Resensi novel Rumah Di Seribu Ombak


(Resensi Buku) Rumah di Seribu Ombak


Samihi, seorang muslim yang tinggal di Singaraja Bali. Ia tinggal bersama ayah dan adik perempuannya, Syamimi di sebuah desa yang dihiasi oleh dua kebudayaan yang berbeda, Hindu dan Islam. Ibu dan Kakak laki – laki Samihi meninggalkan keluarga mereka terlebih dahulu. Almarhum ibunya, selalu berpesan agar Samihi tidak bermain dekat – dekat dengan laut ataupun air yang telah merenggut nyawa kakaknya, Sabri. Padahal bagi anak Singaraja, samudra adalah kehidupan mereka. Laut adalah tempat mereka tinggal, bermain, bekerja, dan segala kehidupan ada disana.

Kejadian yang hampir menempatkan Samihi dalam bahaya mempertemukan Samihi dengan Wayan Yanik. Seorang anak Hindu yang tinggal bersama ibunya seorang diri. Ayahnya pergi meninggalkannya dan menikah lagi bersama wanita lain. Sejak pertemuan itulah, Samihi dan Yanik menjadi sahabat yang tak terpisahkan. Walaupun perbedaan keyakinan mereka, tak pernah mengganggu kebersamaan mereka. Di desa Kalidukuh, hal seperti itu telah biasa. Antar umat beragama saling menjaga kerukunan dan toleransi dengan sesama. dahulu Ayah Samihi, seorang pemuka agama Islam di desa kalidukuh adalah sahabat dari ayah Yanik yang merupkan seorang hindu yang taat. Persahabatan mereka menurun kepada Samihi dan Yanik.

Yanik yang berkehidupan di samudra, awalnya menertawakan ketakutan Samihi akan air. Tetapi setelah mengetahui cerita dibalik ketakutannya, Yanik maklum dan tak pernah mengolok – oloknya lagi. Yanik yang hanya hidup berdua dengan ibunya yang sakit – sakitan harus berjuang sendiri. Berhenti bersekolah untuk melanjutkan hidupnya. Ia telah menjalani segala kesengsaraan hidup dan tak pernah menyerah. Karena masih ada ibunya yang harus diperjuangkan. Yanik bercita – cita menjadi seorang surfer yang handal dan sangat menyukai lumba – lumba. Setiap kali bersama Samihi, yanik akan menceritakan berbagai macam hal tentang lumba – lumba dan Samihi hanya akan mengiyakannya. Sedangkan Samihi adalah pecinta hikayat dan puisi. Perbedaan bukan berarti tak pernah dapat menyatukan kedua sahabat itu.
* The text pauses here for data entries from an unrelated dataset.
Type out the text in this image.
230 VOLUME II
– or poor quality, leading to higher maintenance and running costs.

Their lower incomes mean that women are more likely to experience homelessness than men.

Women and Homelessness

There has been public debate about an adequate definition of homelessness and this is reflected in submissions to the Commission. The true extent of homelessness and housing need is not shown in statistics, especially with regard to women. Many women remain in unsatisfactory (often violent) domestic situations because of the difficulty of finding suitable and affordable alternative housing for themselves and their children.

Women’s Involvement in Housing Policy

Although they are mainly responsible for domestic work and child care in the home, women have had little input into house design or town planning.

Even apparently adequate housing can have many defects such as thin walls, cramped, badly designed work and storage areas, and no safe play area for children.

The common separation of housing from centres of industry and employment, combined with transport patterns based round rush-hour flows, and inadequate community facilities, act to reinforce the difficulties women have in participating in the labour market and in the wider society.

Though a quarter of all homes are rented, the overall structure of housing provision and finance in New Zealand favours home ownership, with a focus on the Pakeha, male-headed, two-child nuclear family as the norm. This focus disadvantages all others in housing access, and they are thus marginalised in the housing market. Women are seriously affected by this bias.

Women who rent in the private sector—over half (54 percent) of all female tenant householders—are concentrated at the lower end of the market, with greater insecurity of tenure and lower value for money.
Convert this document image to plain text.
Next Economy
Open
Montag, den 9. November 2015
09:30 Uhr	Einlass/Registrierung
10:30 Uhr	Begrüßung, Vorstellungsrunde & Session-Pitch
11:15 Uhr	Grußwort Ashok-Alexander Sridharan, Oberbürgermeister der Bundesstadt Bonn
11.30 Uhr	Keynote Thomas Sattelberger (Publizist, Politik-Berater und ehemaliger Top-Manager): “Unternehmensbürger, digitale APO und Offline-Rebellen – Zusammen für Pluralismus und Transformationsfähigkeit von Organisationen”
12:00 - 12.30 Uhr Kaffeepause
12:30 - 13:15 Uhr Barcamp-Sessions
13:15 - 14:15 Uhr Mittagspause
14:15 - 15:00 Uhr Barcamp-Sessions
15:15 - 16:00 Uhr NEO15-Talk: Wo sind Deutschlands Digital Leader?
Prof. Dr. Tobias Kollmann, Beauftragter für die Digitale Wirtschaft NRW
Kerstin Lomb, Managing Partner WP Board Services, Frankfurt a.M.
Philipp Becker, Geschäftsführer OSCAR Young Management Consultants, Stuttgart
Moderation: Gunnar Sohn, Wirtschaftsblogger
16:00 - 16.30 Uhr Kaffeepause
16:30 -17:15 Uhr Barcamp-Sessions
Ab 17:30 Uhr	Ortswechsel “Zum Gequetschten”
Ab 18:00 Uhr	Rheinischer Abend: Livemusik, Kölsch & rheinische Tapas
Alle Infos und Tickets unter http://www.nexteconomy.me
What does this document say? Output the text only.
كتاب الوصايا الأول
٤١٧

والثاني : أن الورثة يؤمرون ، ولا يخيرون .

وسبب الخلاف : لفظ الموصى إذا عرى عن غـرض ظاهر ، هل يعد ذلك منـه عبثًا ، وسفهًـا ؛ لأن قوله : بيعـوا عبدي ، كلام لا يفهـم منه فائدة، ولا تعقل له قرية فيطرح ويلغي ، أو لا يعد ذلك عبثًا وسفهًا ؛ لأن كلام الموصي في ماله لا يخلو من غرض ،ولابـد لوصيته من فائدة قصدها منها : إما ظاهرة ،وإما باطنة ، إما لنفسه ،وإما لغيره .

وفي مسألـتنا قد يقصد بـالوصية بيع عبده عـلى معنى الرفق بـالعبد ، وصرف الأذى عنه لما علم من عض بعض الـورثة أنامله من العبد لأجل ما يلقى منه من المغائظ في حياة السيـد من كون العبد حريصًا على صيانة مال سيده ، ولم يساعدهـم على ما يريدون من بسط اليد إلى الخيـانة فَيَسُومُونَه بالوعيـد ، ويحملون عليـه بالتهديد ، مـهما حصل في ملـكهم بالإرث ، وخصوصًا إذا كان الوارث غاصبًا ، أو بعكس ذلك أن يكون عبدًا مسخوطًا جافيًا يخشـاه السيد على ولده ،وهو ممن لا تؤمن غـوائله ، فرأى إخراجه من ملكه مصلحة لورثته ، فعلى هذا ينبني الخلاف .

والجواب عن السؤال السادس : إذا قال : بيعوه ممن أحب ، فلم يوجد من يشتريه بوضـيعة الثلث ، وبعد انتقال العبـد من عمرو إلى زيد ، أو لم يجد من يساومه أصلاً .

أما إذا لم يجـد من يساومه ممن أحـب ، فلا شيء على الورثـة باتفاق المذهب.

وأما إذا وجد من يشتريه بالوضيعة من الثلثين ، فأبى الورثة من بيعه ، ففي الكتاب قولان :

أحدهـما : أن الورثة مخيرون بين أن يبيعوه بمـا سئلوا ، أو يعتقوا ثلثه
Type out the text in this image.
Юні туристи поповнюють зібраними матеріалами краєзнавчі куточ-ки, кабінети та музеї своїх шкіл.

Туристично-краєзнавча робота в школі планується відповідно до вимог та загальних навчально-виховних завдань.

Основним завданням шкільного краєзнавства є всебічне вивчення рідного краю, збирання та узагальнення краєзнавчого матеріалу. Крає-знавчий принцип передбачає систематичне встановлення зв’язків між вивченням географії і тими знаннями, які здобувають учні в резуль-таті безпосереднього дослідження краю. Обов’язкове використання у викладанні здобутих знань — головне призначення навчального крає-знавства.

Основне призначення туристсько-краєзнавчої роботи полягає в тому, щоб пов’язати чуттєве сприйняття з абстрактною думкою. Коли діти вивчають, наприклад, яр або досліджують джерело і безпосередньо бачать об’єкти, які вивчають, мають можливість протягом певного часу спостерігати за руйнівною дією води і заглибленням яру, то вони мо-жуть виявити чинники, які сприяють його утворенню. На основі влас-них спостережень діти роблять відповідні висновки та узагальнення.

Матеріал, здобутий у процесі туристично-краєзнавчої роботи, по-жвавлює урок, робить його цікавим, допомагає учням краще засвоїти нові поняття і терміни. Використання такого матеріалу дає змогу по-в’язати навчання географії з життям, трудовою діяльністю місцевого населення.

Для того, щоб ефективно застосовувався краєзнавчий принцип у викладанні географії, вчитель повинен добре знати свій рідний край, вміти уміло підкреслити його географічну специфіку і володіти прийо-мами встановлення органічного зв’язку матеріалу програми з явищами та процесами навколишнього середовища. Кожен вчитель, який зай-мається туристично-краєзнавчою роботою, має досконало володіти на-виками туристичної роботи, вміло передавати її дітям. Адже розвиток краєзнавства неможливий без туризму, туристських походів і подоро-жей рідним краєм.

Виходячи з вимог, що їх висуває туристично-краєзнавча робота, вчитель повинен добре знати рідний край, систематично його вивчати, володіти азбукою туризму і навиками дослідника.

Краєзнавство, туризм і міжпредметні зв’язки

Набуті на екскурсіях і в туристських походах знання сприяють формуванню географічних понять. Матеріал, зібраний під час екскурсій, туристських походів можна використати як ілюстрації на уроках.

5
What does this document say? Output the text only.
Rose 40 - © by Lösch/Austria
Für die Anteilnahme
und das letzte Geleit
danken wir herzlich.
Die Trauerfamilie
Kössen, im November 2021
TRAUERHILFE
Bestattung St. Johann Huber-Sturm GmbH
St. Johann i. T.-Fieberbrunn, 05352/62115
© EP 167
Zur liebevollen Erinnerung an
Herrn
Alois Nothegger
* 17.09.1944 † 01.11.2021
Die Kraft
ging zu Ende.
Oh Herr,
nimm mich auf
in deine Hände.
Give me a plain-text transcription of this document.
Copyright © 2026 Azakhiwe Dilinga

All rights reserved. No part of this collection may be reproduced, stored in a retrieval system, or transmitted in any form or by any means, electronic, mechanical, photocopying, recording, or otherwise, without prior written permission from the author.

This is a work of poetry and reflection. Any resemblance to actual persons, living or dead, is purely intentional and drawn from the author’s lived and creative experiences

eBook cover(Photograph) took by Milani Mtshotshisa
Persahabatan Samihi dan Yanik, membuat mereka saling mengerti satu sama lain. Suka dan duka mereka lewati bersama. Hingga suatu hari, Samihi mengetahui rahasia terdalam yang disembunyikan sejak lama oleh Yanik. Sebuah tekanan batin yang tak seharusnya ditanggung oleh seorang anak yang semestinya bersenang – senang di masa anak – anak. Rahasia yang membuatnya malu untuk mengungkapkannya dan menjadi bayang – bayang yang menghantuinya setiap waktu. Dibalik keceriaan yang selalu dilihat oleh Samihi, Yanik menyimpan sebuah rahasia yang tak pernah seorangpun mengetahuinya.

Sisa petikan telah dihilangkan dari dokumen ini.